Tech Digest: AI operativa e rischi di bolla nello strato di training
- Concentrati su automazioni di workflow, non su AGI
- Valuta l’AI con KPI: tempo, errori, costo
- Attenzione ai costi nello strato di training
- Riduci dipendenze: chiarisci dati, ruoli e responsabilità
- Parti da 3 processi ripetitivi e misura risultati
Nel lavoro quotidiano con l’AI contano più automazione e affidabilità che promesse di “intelligenza generale”. Questa selezione evidenzia cosa monitorare ora per ridurre rischi e prendere decisioni operative più solide.
Andrew Ng: AGI lontana, rischio bolla nello strato di training AI
Andrew Ng sostiene che l’AGI sia ancora lontana e che la fase più concreta oggi sia quella dei sistemi “agentic” che automatizzano attività e flussi di lavoro. Avverte però che il rischio di bolla può concentrarsi nello strato di training, dove si accumulano investimenti e aspettative non sempre sostenibili.

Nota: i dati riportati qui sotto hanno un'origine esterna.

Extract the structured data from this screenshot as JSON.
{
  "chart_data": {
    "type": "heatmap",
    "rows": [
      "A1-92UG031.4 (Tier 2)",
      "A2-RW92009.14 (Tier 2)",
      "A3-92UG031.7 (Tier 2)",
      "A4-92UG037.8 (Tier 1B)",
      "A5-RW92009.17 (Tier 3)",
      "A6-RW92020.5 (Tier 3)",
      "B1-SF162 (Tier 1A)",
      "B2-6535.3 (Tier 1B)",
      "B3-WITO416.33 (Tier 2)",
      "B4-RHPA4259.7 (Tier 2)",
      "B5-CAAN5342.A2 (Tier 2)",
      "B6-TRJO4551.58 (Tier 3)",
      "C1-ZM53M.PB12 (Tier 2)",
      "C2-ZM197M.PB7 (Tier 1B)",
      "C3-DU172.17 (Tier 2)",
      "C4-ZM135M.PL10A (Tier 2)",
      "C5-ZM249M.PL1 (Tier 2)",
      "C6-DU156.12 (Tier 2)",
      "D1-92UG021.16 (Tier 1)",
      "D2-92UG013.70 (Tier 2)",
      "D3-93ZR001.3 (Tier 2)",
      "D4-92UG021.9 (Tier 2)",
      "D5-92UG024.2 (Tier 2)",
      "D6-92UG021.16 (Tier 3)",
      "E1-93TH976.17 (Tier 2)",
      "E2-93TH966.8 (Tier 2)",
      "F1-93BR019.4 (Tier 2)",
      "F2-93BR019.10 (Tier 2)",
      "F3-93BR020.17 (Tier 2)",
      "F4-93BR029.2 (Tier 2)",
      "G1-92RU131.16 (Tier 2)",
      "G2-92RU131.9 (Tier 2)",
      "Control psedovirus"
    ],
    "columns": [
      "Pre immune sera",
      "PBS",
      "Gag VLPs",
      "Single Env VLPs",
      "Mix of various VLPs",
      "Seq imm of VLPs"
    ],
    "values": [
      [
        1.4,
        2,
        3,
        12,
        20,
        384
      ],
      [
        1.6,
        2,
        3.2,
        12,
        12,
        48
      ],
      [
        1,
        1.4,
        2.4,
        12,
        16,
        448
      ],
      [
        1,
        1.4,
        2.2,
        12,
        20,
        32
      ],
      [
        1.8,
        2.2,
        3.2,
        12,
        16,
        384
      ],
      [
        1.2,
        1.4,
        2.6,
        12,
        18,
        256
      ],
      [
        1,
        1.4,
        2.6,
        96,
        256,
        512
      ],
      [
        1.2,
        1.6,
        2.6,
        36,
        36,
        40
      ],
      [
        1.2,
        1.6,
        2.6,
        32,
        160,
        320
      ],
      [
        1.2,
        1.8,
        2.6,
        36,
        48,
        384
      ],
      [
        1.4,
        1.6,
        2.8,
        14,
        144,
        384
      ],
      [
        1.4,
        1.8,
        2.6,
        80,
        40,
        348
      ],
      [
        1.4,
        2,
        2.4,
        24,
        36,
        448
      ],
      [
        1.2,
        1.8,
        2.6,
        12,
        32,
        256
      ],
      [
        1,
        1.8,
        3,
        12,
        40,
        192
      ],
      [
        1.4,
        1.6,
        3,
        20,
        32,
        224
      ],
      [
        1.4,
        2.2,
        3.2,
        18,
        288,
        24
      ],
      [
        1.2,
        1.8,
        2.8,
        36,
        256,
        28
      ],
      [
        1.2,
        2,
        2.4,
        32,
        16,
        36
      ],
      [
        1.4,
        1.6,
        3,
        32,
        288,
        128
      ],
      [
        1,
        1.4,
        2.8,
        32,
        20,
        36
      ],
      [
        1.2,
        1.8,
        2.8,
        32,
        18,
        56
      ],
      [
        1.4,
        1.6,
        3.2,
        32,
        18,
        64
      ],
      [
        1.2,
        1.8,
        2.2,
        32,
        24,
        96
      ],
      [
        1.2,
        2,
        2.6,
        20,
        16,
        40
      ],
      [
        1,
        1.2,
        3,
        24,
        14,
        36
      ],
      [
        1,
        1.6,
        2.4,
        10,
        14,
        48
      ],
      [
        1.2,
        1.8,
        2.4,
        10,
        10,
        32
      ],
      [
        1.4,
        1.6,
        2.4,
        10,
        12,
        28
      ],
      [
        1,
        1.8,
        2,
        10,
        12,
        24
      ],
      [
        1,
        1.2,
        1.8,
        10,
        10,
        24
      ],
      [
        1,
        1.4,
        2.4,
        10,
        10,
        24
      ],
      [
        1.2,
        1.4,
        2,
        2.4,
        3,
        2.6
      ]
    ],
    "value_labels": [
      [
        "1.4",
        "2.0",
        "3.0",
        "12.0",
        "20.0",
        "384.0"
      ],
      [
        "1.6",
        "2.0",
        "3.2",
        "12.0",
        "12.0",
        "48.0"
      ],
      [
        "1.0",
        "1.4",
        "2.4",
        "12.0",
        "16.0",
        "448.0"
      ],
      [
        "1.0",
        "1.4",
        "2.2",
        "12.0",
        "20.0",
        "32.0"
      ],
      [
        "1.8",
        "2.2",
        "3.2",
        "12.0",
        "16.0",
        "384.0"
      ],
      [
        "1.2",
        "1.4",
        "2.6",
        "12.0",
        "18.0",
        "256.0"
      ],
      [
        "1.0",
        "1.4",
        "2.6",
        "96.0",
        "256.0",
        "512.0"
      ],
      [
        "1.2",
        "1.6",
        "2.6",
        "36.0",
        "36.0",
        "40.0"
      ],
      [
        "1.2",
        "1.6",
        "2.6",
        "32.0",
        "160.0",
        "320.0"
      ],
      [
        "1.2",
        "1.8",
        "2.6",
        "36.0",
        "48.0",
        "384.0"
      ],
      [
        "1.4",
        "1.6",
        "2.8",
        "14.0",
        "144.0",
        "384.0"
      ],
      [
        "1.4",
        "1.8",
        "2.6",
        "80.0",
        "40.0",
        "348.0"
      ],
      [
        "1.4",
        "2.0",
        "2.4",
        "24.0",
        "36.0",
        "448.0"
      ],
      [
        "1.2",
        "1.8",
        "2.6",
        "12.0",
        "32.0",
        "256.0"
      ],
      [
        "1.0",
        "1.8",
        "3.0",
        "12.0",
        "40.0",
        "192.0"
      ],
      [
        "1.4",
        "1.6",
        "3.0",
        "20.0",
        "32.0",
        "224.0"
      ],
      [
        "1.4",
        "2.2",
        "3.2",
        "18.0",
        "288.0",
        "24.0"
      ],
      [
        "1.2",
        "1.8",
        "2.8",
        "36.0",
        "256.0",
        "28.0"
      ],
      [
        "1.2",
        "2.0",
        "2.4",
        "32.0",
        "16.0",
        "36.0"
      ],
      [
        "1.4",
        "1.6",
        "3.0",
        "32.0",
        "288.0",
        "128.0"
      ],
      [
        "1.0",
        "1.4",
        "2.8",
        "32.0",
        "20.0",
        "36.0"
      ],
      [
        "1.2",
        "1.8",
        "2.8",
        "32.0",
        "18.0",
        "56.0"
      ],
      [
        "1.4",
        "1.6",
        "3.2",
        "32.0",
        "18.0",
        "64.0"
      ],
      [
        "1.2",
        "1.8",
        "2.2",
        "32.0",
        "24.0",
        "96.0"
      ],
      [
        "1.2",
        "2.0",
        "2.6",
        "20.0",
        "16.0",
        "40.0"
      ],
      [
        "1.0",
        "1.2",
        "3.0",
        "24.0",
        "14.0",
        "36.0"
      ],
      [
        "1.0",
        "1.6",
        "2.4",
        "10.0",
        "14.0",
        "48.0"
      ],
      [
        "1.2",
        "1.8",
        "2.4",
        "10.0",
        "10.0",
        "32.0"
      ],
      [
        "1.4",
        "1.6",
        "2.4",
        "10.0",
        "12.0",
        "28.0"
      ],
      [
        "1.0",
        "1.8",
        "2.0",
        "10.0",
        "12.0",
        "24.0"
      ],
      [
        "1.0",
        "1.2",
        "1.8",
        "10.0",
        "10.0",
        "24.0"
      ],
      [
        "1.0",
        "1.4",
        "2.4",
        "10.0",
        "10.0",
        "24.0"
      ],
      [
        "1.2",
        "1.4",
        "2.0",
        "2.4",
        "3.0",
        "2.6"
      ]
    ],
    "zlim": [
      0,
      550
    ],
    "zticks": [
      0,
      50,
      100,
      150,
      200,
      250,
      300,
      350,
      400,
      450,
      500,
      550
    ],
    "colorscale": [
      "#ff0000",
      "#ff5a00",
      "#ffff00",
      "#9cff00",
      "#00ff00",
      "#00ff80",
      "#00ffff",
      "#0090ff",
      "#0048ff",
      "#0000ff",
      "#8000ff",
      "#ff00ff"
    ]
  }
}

Impatto pratico: priorità a casi d’uso misurabili e costi sotto controllo.
Conseguenza: valutare l’AI su ROI, qualità e rischi, non su promesse di “AGI”.
Micro-azione: mappa 3 processi ripetitivi e definisci KPI (tempo, errori, costo).
Se stai introducendo AI in azienda, concentra gli sforzi su automazioni circoscritte, misurabili e con responsabilità chiare. In parallelo, tieni sotto osservazione costi ricorrenti, qualità dei dati e dipendenze dai fornitori.